Despite these challenges, the strategic rationale appears sound. The optical‑communication industry is expected to grow by more than 70 % by 2027, far outpacing the landscaping market. By harnessing its financial strength and operational expertise, Hui Lyu positions itself to capture a share of this lucrative segment, potentially transforming its revenue profile and shareholder value.

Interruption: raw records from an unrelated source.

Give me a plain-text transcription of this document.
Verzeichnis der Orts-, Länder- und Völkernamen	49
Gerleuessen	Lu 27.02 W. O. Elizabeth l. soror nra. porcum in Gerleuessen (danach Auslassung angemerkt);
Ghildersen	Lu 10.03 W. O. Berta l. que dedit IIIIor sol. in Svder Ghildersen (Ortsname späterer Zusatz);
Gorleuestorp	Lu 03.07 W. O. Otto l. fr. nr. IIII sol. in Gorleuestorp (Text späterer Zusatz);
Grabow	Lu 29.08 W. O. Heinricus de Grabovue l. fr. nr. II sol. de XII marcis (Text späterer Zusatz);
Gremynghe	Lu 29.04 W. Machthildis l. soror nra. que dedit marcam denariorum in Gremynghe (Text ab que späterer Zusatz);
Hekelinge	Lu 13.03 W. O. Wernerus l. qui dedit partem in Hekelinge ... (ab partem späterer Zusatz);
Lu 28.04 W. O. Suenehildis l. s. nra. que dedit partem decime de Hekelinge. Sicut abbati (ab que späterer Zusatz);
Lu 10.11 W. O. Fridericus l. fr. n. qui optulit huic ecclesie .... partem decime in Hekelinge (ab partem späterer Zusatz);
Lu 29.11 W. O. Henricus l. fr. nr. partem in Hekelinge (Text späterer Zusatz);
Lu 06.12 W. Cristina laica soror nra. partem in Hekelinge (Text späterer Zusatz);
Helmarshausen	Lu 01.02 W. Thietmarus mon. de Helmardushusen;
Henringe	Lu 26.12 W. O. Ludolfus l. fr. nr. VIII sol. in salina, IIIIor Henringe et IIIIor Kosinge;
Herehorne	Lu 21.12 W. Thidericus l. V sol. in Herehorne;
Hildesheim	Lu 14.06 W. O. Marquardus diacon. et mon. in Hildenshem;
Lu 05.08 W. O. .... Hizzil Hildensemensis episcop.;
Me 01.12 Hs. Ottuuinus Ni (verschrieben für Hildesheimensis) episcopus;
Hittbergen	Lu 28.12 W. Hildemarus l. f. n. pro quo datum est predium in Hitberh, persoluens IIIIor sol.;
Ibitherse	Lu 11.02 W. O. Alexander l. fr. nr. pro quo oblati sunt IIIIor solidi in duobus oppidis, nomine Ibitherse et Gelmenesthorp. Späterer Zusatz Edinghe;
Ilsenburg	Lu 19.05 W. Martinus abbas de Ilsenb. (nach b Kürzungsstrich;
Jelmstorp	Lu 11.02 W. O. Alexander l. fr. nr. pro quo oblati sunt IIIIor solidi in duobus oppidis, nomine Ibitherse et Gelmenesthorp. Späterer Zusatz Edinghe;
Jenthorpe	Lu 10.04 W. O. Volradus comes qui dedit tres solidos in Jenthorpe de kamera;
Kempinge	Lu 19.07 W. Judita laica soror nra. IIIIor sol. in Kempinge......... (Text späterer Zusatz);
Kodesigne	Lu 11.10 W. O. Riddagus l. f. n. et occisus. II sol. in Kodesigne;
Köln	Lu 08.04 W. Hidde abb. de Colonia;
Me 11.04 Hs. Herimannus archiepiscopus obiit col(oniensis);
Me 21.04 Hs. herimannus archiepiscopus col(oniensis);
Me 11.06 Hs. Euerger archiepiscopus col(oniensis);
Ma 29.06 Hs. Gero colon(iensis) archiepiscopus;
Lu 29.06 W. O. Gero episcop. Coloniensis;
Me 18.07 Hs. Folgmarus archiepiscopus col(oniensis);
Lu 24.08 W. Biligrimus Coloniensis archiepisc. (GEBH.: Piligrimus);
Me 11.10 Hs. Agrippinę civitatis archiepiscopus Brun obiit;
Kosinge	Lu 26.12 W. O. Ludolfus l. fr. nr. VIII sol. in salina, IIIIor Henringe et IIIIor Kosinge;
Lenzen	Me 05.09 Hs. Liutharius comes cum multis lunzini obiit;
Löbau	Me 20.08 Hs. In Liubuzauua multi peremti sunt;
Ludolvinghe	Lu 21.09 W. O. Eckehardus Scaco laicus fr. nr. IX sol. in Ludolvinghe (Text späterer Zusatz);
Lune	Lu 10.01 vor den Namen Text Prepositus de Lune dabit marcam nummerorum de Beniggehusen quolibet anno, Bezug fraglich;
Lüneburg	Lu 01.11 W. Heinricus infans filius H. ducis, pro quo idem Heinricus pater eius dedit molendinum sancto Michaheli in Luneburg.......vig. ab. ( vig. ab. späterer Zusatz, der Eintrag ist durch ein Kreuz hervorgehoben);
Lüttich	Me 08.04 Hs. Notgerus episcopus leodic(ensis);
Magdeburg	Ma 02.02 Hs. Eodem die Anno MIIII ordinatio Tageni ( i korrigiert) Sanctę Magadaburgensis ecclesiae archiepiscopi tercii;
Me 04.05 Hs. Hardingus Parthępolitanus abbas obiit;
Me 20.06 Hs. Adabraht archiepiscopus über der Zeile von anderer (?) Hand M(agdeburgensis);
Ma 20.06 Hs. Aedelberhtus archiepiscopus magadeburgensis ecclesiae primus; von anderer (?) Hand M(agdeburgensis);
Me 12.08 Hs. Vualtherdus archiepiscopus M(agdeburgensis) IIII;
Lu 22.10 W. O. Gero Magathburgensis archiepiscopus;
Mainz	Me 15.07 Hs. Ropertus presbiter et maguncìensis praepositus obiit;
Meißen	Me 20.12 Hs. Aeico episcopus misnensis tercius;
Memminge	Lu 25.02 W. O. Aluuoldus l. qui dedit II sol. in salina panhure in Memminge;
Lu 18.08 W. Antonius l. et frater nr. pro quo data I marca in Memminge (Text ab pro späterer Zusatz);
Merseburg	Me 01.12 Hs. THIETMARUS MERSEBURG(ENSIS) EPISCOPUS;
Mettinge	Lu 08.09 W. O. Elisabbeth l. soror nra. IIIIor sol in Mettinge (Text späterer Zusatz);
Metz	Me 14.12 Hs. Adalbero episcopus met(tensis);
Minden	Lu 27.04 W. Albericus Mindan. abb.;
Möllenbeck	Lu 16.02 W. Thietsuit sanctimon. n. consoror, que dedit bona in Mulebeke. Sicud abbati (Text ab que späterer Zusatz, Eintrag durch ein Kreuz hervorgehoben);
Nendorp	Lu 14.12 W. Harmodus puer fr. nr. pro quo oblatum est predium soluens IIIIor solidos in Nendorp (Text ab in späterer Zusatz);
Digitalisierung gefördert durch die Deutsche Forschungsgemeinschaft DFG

In summary, Hui Lyu’s acquisition of Wuhan Juheng Technology marks a pivotal pivot from pure landscaping to technology‑enabled infrastructure. The deal’s valuation, financing structure, and performance targets are aligned with the broader growth narrative in light‑communication, offering a compelling growth narrative for investors while underscoring the importance of disciplined integration and risk management.